Depending on the day, yes, yes I could. 
I don’t think I have a favorite. I do not think it’s even possible. I think there’s a favorite for when I’m happy, and a favorite for when I’m in a bad mood, and a favorite on rainy days, and a favorite for Thursdays. It’s too much.

Okay then, give us your favorite poem for Thursdays.
(laughter) Okay, okay. My favorite Thursday poem. I’m gonna go with Dylan Thomas.

Was he even on your top 10 list?
Yeah we’re not just indecisive but we’re fickle too. So, here is my Thursday poem. Is this even going to be published on Thursday?

Actually no it’s not. It’s going to be published on Wednesday. But interestingly. Thursday is National Poetry Day. And we honestly did not plan it that way! So let’s have your Thursday, National Poetry Day poem.
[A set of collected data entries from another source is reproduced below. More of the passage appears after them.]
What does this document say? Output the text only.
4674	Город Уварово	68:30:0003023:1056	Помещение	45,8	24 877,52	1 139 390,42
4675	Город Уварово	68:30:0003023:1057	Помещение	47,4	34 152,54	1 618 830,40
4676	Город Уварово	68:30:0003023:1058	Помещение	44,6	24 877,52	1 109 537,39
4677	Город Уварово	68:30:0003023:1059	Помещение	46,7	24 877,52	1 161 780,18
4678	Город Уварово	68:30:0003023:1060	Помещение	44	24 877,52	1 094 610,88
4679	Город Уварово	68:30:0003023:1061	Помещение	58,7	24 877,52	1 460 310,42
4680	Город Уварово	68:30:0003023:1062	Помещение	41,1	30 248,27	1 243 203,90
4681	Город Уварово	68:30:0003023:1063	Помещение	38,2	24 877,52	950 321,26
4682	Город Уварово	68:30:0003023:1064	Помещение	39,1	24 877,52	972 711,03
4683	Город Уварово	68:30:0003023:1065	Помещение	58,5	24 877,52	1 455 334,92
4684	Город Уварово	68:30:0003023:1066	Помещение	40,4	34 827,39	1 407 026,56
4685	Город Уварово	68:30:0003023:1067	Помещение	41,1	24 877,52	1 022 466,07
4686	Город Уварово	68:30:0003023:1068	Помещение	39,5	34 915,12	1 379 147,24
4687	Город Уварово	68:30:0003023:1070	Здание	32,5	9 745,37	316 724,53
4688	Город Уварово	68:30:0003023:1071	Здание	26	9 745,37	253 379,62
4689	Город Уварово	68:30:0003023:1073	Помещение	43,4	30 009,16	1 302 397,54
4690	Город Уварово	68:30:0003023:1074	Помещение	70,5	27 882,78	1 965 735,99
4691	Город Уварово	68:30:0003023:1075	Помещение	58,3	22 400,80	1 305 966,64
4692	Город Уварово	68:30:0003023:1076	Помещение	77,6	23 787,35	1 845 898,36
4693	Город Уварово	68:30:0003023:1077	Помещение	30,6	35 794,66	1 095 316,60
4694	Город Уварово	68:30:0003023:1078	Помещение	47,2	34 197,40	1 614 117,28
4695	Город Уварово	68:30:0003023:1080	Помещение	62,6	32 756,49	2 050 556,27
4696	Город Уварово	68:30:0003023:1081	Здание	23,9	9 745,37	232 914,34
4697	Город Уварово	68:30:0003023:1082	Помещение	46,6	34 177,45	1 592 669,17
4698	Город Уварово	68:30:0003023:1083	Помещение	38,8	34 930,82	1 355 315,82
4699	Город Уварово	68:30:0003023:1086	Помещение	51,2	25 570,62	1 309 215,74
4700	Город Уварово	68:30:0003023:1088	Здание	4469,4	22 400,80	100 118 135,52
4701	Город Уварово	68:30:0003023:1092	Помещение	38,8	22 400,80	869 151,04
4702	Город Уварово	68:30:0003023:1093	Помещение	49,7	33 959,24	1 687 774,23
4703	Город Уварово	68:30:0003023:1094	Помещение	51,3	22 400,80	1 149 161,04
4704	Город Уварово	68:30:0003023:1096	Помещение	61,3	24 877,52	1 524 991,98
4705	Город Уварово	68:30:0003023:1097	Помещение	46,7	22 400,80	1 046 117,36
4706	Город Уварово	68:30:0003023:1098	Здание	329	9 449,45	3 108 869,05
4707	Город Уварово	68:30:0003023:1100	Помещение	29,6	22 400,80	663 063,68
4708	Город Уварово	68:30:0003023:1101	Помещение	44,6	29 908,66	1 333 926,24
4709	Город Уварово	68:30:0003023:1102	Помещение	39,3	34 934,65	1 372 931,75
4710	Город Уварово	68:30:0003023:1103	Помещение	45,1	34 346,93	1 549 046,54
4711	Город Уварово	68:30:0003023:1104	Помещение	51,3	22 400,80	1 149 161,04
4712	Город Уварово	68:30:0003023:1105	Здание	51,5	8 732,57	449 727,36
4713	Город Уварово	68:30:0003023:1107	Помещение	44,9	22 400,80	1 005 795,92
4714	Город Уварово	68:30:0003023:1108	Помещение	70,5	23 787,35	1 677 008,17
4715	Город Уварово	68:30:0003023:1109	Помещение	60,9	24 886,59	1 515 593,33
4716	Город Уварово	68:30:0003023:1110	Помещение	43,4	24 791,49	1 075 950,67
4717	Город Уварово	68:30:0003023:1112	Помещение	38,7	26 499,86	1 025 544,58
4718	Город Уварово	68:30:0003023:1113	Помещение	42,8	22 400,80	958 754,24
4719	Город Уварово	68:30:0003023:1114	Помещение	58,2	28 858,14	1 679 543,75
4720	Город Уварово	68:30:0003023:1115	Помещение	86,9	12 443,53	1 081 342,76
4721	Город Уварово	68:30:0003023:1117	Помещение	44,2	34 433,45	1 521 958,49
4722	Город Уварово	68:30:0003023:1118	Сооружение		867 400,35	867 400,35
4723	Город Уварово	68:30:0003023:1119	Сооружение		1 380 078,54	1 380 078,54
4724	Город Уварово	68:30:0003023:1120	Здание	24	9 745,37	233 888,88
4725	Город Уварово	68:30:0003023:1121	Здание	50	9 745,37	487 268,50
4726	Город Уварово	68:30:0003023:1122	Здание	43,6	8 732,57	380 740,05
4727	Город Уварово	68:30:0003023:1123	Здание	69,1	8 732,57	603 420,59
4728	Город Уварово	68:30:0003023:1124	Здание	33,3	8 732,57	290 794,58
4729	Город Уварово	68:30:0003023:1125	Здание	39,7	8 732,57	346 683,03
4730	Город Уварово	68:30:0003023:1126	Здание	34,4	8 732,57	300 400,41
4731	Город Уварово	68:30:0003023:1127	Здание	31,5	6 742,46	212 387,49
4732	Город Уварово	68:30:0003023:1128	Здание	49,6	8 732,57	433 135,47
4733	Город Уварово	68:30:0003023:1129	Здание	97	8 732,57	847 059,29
Do Not Go Gentle Into That Good Night
by Dylan Thomas

Do not go gentle into that good night,
Old age should burn and rave at close of day;
Rage, rage against the dying of the light.

Though wise men at their end know dark is right,
Because their words had forked no lightning they
Do not go gentle into that good night.

Good men, the last wave by, crying how bright
Their frail deeds might have danced in a green bay,
Rage, rage against the dying of the light.

Wild men who caught and sang the sun in flight,
And learn, too late, they grieved it on its way,
Do not go gentle into that good night.

Grave men, near death, who see with blinding sight
Blind eyes could blaze like meteors and be gay,
Rage, rage against the dying of the light.

And you, my father, there on the sad height,
Curse, bless, me now with your fierce tears, I pray.
Do not go gentle into that good night.
Rage, rage against the dying of the light.

I actually thought of another… interesting story here. So many people know it. It’s on probably a million mass cards. But do you have any idea who wrote it?

Do not stand at my grave and weep:
I am not there; I do not sleep.
I am a thousand winds that blow,
I am the diamond glints on snow,
I am the sun on ripened grain,
I am the gentle autumn rain.
When you awaken in the morning’s hush
I am the swift uplifting rush
Of quiet birds in circling flight.
I am the soft starshine at night.
Do not stand at my grave and cry:
I am not there; I did not die.

I actually know the story, but I venture to guess most people do not. Did you want to share?
So, this work is by Mary Elizabeth Frye. Ever hear of her? No? She was a housewife from Baltimore, Maryland. Had no higher education, no writing credentials, and had never even tried writing poetry before. She grew up an orphan. So the story goes that she wrote the poem for a young girl who has escaped after the Holocaust but when she returned she found out that her mother had not made it and had died in Germany. The girl was devastated that she had no grave, nowhere to visit, nowhere to go to cry and say goodbye. So Frye, feeling this incredible compassion for this young girl, also now an orphan, wrote this poem for her. And here it is, this incredibly famous piece of work that is recited and published and shared as a means of consoling the bereaved. And all because a housewife had felt empathy and compassion for a young Jewish girl. The best part is, Frye never had it published. She never even got a copyright. She never made a cent from it.

Incredibly story never get tired of it. Again, that’s the power of words.